Food prices have risen 11.4% over the past year, the largest 12-month increase since May 1979.


Commerce data platform Klover, which collects spending and pricing data using receipts from 4 million users, found that the price of a king-size pack of Reese’s Peanut Butter Cups went up 14% in 2022, A Kinder Joy Chocolate Egg Treat with toys cost 16% more and the cost of a regular 1.55-ounce Hershey’s milk chocolate bar went up 15 percent. Klover found king-size Skittles pricing increased by 10 percent year over year, and Twizzlers Pull ‘N’ Peel Cherry Candy prices increased by 9 percent.

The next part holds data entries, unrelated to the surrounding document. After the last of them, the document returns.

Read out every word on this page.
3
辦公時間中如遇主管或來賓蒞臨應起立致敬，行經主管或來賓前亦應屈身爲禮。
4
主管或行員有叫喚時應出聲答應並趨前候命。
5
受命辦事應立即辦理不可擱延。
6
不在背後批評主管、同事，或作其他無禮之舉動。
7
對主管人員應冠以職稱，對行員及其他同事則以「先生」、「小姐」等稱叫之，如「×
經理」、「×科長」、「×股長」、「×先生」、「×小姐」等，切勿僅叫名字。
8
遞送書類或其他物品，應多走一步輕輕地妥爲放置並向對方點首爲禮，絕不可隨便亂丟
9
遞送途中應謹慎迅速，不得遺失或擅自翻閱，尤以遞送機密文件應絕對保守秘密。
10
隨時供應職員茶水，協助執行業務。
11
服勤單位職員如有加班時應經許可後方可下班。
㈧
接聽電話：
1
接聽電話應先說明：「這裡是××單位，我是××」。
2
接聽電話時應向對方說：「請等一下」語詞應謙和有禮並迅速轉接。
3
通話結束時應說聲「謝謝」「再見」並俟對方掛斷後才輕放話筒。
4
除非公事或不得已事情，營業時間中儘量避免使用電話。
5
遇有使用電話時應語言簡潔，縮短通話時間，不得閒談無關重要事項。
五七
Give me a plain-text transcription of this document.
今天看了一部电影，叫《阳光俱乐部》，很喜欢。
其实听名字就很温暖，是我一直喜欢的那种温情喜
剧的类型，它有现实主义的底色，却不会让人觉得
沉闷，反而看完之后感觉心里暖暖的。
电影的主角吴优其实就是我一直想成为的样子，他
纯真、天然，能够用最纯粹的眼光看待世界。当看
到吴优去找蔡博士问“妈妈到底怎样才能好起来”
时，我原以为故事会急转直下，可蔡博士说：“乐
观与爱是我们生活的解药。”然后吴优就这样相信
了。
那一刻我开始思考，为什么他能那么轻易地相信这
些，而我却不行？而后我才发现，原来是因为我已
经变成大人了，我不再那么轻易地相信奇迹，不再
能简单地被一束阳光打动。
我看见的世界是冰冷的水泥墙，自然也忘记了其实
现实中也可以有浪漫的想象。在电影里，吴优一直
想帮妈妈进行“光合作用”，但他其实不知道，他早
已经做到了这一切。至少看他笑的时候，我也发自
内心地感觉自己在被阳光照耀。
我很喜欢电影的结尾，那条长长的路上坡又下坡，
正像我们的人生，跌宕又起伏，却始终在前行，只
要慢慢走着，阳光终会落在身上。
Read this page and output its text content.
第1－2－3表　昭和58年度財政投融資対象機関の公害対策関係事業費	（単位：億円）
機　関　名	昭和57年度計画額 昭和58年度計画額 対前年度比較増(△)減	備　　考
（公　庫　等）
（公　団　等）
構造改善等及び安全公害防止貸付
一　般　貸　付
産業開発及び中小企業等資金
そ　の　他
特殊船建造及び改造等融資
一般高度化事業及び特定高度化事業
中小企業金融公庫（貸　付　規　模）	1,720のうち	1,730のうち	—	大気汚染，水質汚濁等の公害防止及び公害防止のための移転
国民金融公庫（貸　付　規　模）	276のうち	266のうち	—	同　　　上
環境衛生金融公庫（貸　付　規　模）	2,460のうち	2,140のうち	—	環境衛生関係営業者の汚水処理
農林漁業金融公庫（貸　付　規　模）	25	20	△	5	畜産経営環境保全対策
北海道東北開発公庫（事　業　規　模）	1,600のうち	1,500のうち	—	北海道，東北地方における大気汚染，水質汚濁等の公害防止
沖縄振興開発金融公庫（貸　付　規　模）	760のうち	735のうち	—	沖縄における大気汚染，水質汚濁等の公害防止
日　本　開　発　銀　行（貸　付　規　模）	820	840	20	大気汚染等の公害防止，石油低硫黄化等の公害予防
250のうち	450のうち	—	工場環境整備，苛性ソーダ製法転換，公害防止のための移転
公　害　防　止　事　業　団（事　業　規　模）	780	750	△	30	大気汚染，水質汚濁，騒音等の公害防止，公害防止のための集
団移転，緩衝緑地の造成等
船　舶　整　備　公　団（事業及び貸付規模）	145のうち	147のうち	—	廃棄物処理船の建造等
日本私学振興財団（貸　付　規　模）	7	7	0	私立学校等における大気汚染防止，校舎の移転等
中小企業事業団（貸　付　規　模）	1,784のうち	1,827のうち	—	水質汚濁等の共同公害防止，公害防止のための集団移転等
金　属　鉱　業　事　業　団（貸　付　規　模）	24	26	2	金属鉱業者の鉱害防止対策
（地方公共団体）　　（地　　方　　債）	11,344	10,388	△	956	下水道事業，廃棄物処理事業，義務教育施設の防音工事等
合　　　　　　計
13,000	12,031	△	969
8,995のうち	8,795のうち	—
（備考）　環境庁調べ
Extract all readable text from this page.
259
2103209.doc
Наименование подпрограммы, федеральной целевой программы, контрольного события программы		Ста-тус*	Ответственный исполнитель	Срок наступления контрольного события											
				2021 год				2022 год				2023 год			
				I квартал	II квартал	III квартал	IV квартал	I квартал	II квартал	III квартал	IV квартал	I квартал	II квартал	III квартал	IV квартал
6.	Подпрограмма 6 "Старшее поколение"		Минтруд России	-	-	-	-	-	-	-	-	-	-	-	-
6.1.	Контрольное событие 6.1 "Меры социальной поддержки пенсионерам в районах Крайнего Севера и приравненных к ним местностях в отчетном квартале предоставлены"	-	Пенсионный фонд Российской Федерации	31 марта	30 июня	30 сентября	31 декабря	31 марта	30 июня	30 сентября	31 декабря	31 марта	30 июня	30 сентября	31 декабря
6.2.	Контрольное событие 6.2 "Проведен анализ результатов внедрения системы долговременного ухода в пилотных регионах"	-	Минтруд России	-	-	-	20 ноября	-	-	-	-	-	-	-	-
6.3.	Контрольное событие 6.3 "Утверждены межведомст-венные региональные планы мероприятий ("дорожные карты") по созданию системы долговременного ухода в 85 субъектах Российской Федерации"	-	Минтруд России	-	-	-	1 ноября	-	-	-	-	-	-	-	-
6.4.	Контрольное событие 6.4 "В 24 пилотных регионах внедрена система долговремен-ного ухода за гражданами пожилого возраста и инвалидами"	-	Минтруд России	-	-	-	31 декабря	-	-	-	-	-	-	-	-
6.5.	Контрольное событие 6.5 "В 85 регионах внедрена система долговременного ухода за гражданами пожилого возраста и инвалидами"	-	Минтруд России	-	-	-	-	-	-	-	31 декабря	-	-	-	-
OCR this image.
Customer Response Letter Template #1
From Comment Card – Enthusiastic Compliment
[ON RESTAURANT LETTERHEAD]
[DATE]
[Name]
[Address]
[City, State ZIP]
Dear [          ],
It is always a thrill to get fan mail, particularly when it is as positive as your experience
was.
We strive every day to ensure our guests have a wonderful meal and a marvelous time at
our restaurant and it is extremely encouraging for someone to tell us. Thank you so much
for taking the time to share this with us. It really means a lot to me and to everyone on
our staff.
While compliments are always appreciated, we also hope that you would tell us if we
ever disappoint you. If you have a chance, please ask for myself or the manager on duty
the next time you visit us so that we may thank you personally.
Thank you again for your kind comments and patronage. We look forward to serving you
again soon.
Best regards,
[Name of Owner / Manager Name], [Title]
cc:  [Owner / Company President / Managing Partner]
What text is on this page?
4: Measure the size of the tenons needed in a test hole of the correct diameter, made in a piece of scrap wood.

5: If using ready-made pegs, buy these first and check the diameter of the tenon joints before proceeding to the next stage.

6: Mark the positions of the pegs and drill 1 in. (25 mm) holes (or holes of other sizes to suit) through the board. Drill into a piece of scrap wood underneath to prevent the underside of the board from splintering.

In short, many candy sizes and packages are shrinking but prices aren’t.

“All of these companies are having to make these decisions based on cost,” Wyatt said. “But I can say with certainty candy companies committed to these [calorie reductions and front-of-label calorie counts] before that inflation started. The products that have transparent labeling outperform others.”

Edgar Dworsky, director of Consumer World and an expert on shrinkflation, said the phenomenon is common in the candy category.

“Do people pay less attention to the net weight of candy? Maybe. Is downsizing candy the end of the world? No. This is a treat,” he said. “Fun size” is subjective, with the size of packs and individual candies under that moniker varying wildly over the years.

Candy may in fact be the category that first experienced shrinkflation, said Dworsky. In the 1950s, he said, candy companies told vending machine operators they would have to raise prices, going from 5 cents per candy bar to 6 cents. The vending machine folks balked and asked the candy companies just to make the products smaller.


Dworsky’s message: The only way for consumers to protect themselves from shrinkflation is by memorizing product weights.

“It will go too far when you open that carton of eggs and there are only 11 inside,” he joked.

Nonprofit groups focused on health and nutrition have long advocated for candy makers to shrink the size of their products, reduce calorie counts and add clear front-of-label calorie counts.

“We applaud these companies for stepping up and helping consumers manage their sugar intake through innovation, transparency and education,” Nancy Roman, president of the Partnership for a Healthier America, said in a statement. “The results of this commitment show that companies have the opportunity to impact change while still maintaining their business models and keeping consumers front and center.”

With childhood obesity skyrocketing, it’s still an uphill battle. Portions may be smaller, but temptation grows: According to the National Confectioners Association, before the pandemic, Halloween was an 8-week season. Now it’s 10, even 12 weeks. That’s a whole extra month for every drugstore in the country to be overflowing shelves with candy.

For retailers it’s an opportunity to create some excitement and draw shoppers into stores for the holiday a little earlier. And it suits sweet-toothed customers just fine.

“Both retailers and consumers want it,” Wyatt said. Candy, after all, “is one of those inexpensive joys.”